The plaintiff points to three pages in the transcript of Merritt's testimony as evidence that he directly solicited Theodore Lund and Kenneth Stroebl to leave the plaintiff and work for AED. Nothing on those pages suggests that Merritt solicited Stroebl. Merritt testified that he directly contacted Lund. The plaintiff, however, concedes that this solicitation occurred after Merritt had left its employ. Once Merritt left the plaintiff's employment, no fiduciary duty restrained him from using ordinary methods to encourage his former coworkers or subordinates to follow him to its competitor. American Republic Ins. Co. v. Union Fidelity Life Ins. Co., 470 F.2d 820, 824 (9th Cir. 1972); Republic Systems Programming, Inc. v. Computer Assistance, Inc., supra; Standard Brands, Inc. v. United States Partition Packaging Corporation, 199 F. Sup. 161, 174 (E.D. Wis. 1961); see Knudsen Corporation v. Ever-Fresh Foods, Inc., 336 F. Sup. 241, 245 (C.D. Cal. 1971).
The plaintiffs makes no claim that any of the defendants increased the effectiveness of the solicitations by using the plaintiff's personnel records. See Bancroft-Whitney Co. v.

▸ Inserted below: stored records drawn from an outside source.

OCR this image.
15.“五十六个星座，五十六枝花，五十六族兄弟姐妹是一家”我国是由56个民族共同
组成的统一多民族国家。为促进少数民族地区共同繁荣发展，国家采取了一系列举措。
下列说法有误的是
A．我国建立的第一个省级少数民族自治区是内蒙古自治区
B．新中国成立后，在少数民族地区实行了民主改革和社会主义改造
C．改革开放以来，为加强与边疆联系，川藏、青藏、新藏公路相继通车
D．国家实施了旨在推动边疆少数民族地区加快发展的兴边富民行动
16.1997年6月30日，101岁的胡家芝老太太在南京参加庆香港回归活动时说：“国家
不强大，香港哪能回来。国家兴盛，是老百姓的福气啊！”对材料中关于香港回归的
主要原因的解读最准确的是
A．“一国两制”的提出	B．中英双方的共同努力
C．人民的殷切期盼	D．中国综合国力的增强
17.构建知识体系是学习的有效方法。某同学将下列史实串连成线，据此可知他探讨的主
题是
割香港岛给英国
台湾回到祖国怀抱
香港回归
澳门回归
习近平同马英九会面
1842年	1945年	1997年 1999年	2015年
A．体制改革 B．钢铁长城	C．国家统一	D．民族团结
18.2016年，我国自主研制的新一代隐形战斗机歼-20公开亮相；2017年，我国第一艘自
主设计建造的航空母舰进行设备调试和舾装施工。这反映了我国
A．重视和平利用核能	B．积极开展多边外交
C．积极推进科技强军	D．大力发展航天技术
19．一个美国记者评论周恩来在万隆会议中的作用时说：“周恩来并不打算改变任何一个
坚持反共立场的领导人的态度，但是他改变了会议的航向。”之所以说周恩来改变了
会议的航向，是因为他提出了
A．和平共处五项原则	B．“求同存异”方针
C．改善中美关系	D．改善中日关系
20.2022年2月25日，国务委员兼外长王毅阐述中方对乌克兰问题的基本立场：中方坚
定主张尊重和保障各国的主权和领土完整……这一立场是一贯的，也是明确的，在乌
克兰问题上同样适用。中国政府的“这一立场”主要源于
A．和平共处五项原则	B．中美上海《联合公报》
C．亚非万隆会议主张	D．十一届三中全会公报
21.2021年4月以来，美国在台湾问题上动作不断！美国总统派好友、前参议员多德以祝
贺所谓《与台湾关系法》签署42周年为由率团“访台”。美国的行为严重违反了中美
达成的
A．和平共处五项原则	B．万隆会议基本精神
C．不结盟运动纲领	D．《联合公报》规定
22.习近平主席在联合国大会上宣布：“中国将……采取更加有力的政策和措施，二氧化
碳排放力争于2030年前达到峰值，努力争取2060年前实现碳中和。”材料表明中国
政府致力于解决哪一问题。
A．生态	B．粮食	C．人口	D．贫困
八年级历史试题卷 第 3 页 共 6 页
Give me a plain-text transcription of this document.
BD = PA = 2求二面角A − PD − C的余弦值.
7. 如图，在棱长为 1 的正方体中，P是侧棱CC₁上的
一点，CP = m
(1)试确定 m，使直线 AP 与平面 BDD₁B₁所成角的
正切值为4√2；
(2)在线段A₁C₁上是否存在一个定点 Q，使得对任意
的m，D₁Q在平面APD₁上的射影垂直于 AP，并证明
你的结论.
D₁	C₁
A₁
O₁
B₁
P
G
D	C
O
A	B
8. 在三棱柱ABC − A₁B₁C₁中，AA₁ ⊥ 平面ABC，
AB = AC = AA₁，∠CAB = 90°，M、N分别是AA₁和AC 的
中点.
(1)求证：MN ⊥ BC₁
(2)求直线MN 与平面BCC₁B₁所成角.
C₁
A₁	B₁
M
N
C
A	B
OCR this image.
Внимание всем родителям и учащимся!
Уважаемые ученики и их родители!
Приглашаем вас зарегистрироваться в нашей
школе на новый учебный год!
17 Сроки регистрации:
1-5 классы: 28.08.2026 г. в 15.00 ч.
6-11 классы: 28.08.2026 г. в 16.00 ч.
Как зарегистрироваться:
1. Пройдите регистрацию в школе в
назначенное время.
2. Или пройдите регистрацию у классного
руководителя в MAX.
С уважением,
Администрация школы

Glen, 64 Cal.2d 327, 351, 411 P.2d 921 (1986).
The policy of allowing workers to secure the best terms for their services precludes a perpetual ban on attempts by their former coworkers and supervisors to solicit them to join a competitor. Thus we find inapplicable to the present controversy those cases that found a fiduciary duty not to use trade secrets even after the termination of employment.